The fund received the request on a Monday, and by Thursday had dispatched one of its trustees, Wendy Baron, an informal adviser to the London Jewish Museum of Art, to Paris to see the gouache in the showroom at the Tajan auction house.

“It was very powerful, a knockout,” Ms. Baron, an expert on modern British art, said on Thursday in a telephone interview. “In fact, I was very worried in the sale room to see other people looking closely at it.”

The fund agreed to provide up to 100,000 euros (about $143,000) to help the museum win the work if competition materialized. But in the end, at a poorly attended sale in late October, Mr. Glasser was able to buy it for 30,000 euros (about $43,000) with money provided by one of the museum’s benefactors. After remaining silent about it for several weeks amid worries that France might decide to use its pre-emption laws to void the sale and keep the work for a French institution, the painting, 20 by 14 inches, was shipped to London.


And beginning on Thursday, it will go on public display for the first time, at the Osborne Samuel gallery in Mayfair, before moving into the museum’s permanent collection at the end of the month.

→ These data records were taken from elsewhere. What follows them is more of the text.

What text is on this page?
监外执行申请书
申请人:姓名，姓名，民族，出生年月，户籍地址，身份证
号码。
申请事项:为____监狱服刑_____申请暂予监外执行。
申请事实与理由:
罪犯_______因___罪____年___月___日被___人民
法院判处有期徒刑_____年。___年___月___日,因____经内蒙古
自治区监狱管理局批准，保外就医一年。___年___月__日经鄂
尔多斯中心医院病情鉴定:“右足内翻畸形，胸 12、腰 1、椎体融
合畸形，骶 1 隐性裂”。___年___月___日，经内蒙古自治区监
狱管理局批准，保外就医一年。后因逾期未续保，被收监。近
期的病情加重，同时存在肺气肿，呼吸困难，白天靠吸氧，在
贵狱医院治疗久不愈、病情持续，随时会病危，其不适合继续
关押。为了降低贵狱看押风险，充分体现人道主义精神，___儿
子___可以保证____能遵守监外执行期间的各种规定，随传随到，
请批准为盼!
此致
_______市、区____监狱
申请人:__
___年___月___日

In going on view, it will become another of the notable publicly exhibited examples of Chagall’s wartime imagery, like the “Yellow Crucifixion” from 1943, at the Georges Pompidou Center, and the “White Crucifixion” from 1938 at the Art Institute of Chicago.

“Although in many of his works Chagall had reacted to events in Germany, he usually did not depict them but used symbols — such as the crucifixion, a Jew holding a Torah, a mother protecting her child or a falling angel — to suggest what was happening there,” writes Ziva Amishai-Maisels, a Chagall scholar and professor emeritus at Hebrew University of Jerusalem, in a catalog to accompany the exhibition of the painting. “Although he still used some of these symbols in ‘Apocalypse,’ he combined them with the reality of the Holocaust in a manner that was very rare in his work. This and the way he depicted the conflict between the Nazi and the naked Christ make this a unique work.”

Ms. Baron, of the Art Fund, agreed. “I think it is really a tremendous coup,” she said, “to get it for this collection and for the country.”